Labour Leader, Ed Miliband, has said that he supports this principle and speculates that there are not that many millionaires to withhold benefits from. He is surely wrong on both counts. In a time of such economic challenge, universal benefits represent an obsolete dogma and political leaders refusing to consider change should demonstrate a greater intellectual agility. His assumption about millionaires ignores the evidence base pointing to many people receiving large incomes and salting wealth away. Look at the problems that we still have with tax evasion and consider too the growth in the number of second homes. Universal benefits are clearly unjustifiable and somebody had to say so.
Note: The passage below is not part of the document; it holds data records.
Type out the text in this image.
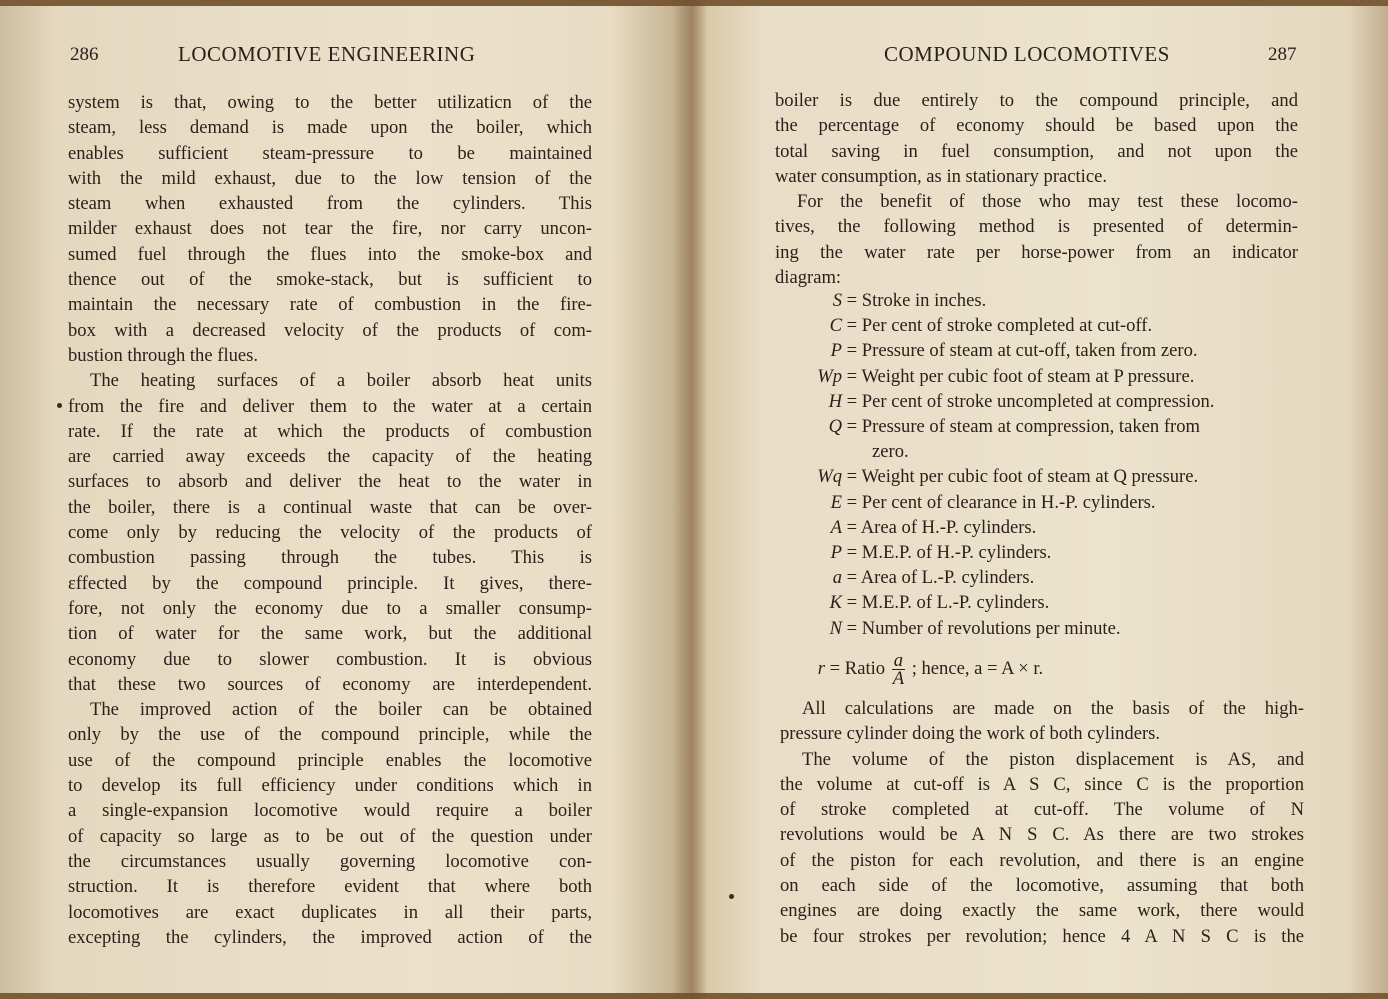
286	LOCOMOTIVE ENGINEERING
system is that, owing to the better utilizaticn of the
steam, less demand is made upon the boiler, which
enables sufficient steam-pressure to be maintained
with the mild exhaust, due to the low tension of the
steam when exhausted from the cylinders. This
milder exhaust does not tear the fire, nor carry uncon-
sumed fuel through the flues into the smoke-box and
thence out of the smoke-stack, but is sufficient to
maintain the necessary rate of combustion in the fire-
box with a decreased velocity of the products of com-
bustion through the flues.
The heating surfaces of a boiler absorb heat units
from the fire and deliver them to the water at a certain
rate. If the rate at which the products of combustion
are carried away exceeds the capacity of the heating
surfaces to absorb and deliver the heat to the water in
the boiler, there is a continual waste that can be over-
come only by reducing the velocity of the products of
combustion passing through the tubes. This is
ɛffected by the compound principle. It gives, there-
fore, not only the economy due to a smaller consump-
tion of water for the same work, but the additional
economy due to slower combustion. It is obvious
that these two sources of economy are interdependent.
The improved action of the boiler can be obtained
only by the use of the compound principle, while the
use of the compound principle enables the locomotive
to develop its full efficiency under conditions which in
a single-expansion locomotive would require a boiler
of capacity so large as to be out of the question under
the circumstances usually governing locomotive con-
struction. It is therefore evident that where both
locomotives are exact duplicates in all their parts,
excepting the cylinders, the improved action of the
COMPOUND LOCOMOTIVES	287
boiler is due entirely to the compound principle, and
the percentage of economy should be based upon the
total saving in fuel consumption, and not upon the
water consumption, as in stationary practice.
For the benefit of those who may test these locomo-
tives, the following method is presented of determin-
ing the water rate per horse-power from an indicator
diagram:
S = Stroke in inches.
C = Per cent of stroke completed at cut-off.
P = Pressure of steam at cut-off, taken from zero.
Wp = Weight per cubic foot of steam at P pressure.
H = Per cent of stroke uncompleted at compression.
Q = Pressure of steam at compression, taken from
zero.
Wq = Weight per cubic foot of steam at Q pressure.
E = Per cent of clearance in H.-P. cylinders.
A = Area of H.-P. cylinders.
P = M.E.P. of H.-P. cylinders.
a = Area of L.-P. cylinders.
K = M.E.P. of L.-P. cylinders.
N = Number of revolutions per minute.
r = Ratio $\frac{a}{A}$ ; hence, a = A × r.
All calculations are made on the basis of the high-
pressure cylinder doing the work of both cylinders.
The volume of the piston displacement is AS, and
the volume at cut-off is A S C, since C is the proportion
of stroke completed at cut-off. The volume of N
revolutions would be A N S C. As there are two strokes
of the piston for each revolution, and there is an engine
on each side of the locomotive, assuming that both
engines are doing exactly the same work, there would
be four strokes per revolution; hence 4 A N S C is the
When we claim benefits, our income sources must be considered. That is only fair to ensure that money is targeted effectively to those most in need. This measure alone is not enough to reform the welfare system. There are other fundamental problems to be addressed.
Over time, as more benefits have been introduced, we have created a massively complex system of calculation and implementation. This system can also create a total benefits payment that might significantly exceed an average income that could be derived by going out to work.
While simplification of the benefits system is highly desirable, it will take time. At least the government is addressing the issue of the total benefits bill through the proposed Universal Credit system. Under this measure, there will be a cap on the total welfare benefits that can be received although households with a Disability Living Allowance claimant will be exempted from this policy. Similarly, Working Tax Credit claimants will be excluded from the cap.
This is a ground-breaking new idea which will mean benefits continuing to support the most vulnerable but not providing that support in an overlapping way for the same specific social issue. It will be much less likely that we have the anomaly of a total benefits package being rather greater than the average employment package for a given area.